Take a Live Site Incident. If we are building a troubleshooting agent, I cannot afford “Generic AI.” I cannot just dump all troubleshooting guides into a context window and hope for the best. That is irresponsible. Generic AI guesses: it hallucinates plausible sounding but wrong commands.

In this scenario, we subtract the Variance.

We build a system that acts in a controlled fashion. We restrict the context to only the specific error logs and the exact relevant documentation. For high-stakes systems, we don’t want a generalist; we want a specialist with a narrow, controlled scope.

3. Security First: The Analyst vs. The Judge

The Hype: Autonomous Agents are the future. Give the AI your API keys, let it read your logs, and let it fix the production bug while you sleep.

The Reality:

Giving an LLM “superpowers” (unchecked execute permissions) is not innovation; it is a security vulnerability. LLMs are probabilistic engines. They make mistakes. If an AI hallucinates a command like DROP TABLE or restarts the wrong cluster, the speed of automation becomes the speed of destruction.

The Strategy (Scale by Subtraction):

Security First.

We subtract the autonomy but keep the intelligence.

I view the AI as a high-speed Analyst, not a decision-maker.

AI Analyzes: It scans the logs and pinpoints the issue faster than a human can.
AI Proposes: It says, “This is the issue. I recommend restarting Service X. Shall I proceed?”
Human Decides: I review the logic. If it makes sense, I click “Yes.”

The AI is the Investigator. The Human is the Judge and Executioner.
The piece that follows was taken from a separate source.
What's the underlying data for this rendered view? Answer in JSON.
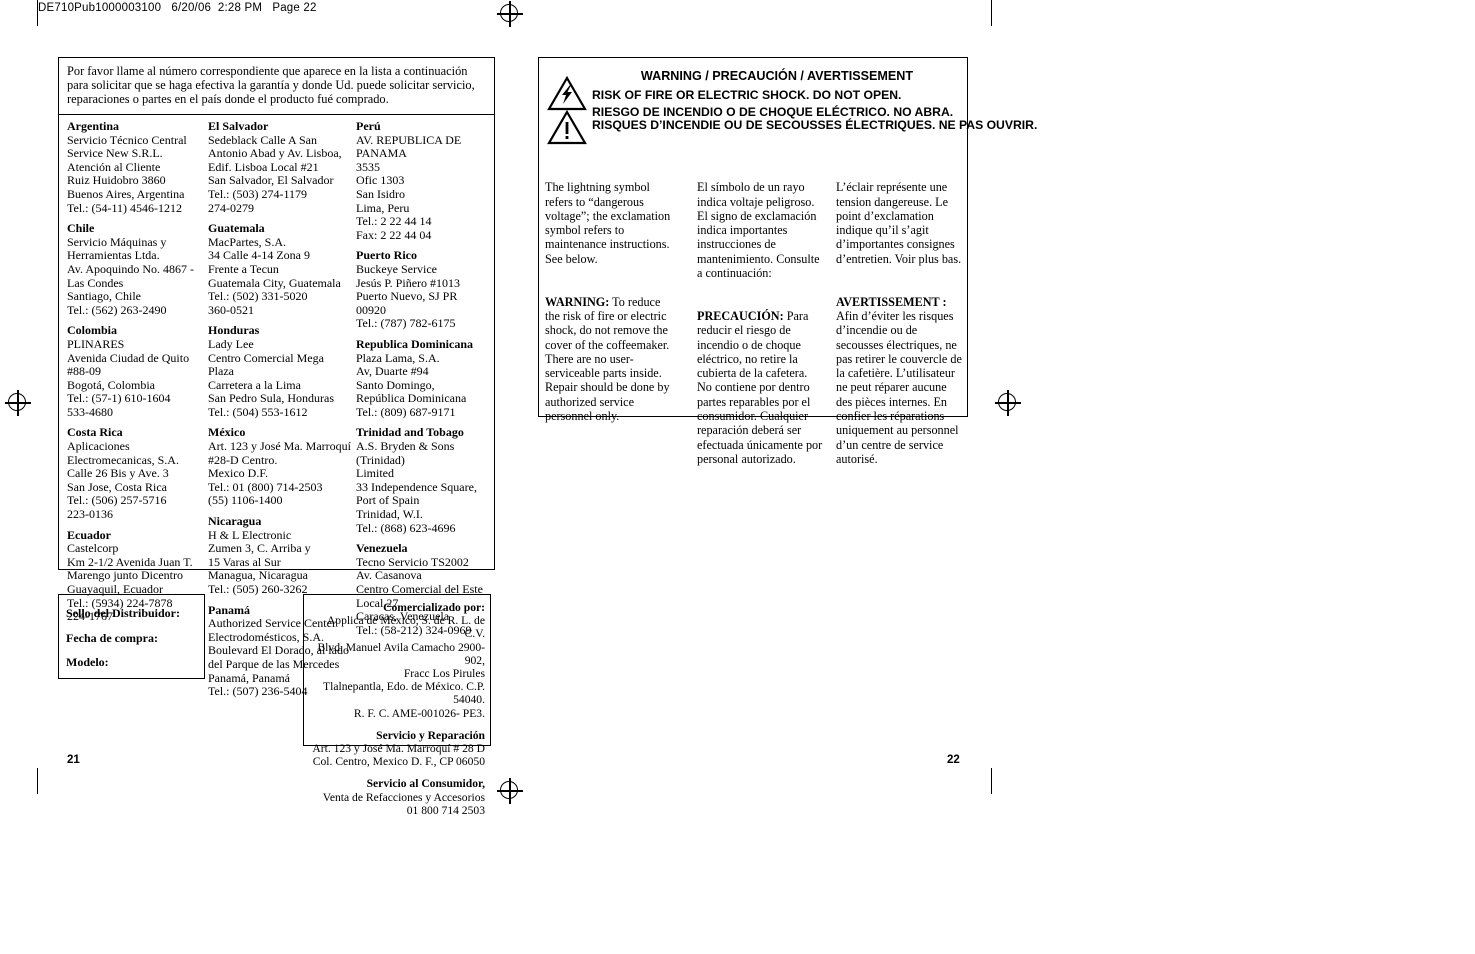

We do not give the system “superpowers” to act alone; we give it the power to inform. The “Human in the Loop” remains the ultimate firewall.

4. Moving Beyond Vanity Metrics

The Hype: Just let the AI write your unit tests. It can generate 100% code coverage in seconds. If the output looks good (the ‘Vibe Check’), ship it.

The Reality:

AI is excellent at gaming metrics (Goodhart’s Law). If I ask for code coverage, it will give me tests that run but assert nothing meaningful. If I ask for a blog post, it will give me perfect grammar but zero insight. Relying on “Vibe Checks” creates a codebase that is technically “tested” but functionally fragile.

The Strategy (Scale by Subtraction):

The Human in the Loop isn’t just a reviewer; they are the Coach.

I don’t just let the AI “generate code.” We must first subtract the Vanity Metrics.

Bad Goal: “Write tests to get 80% coverage.”
Good Goal: “Write tests that specifically validate edge cases X, Y, and Z.”

My role shifts from typing the syntax to defining the acceptance criteria. We explain the goal, safeguard the output, and ensure the AI isn’t just filling space. We subtract the manual labor of writing boilerplate, but we never subtract the responsibility of defining what “quality” actually means.

The Bottom Line

AI is powerful, but it is not a replacement for engineering discipline. As leaders, our job is to subtract the hype and focus on the architecture. We use AI to remove toil, not to remove thinking.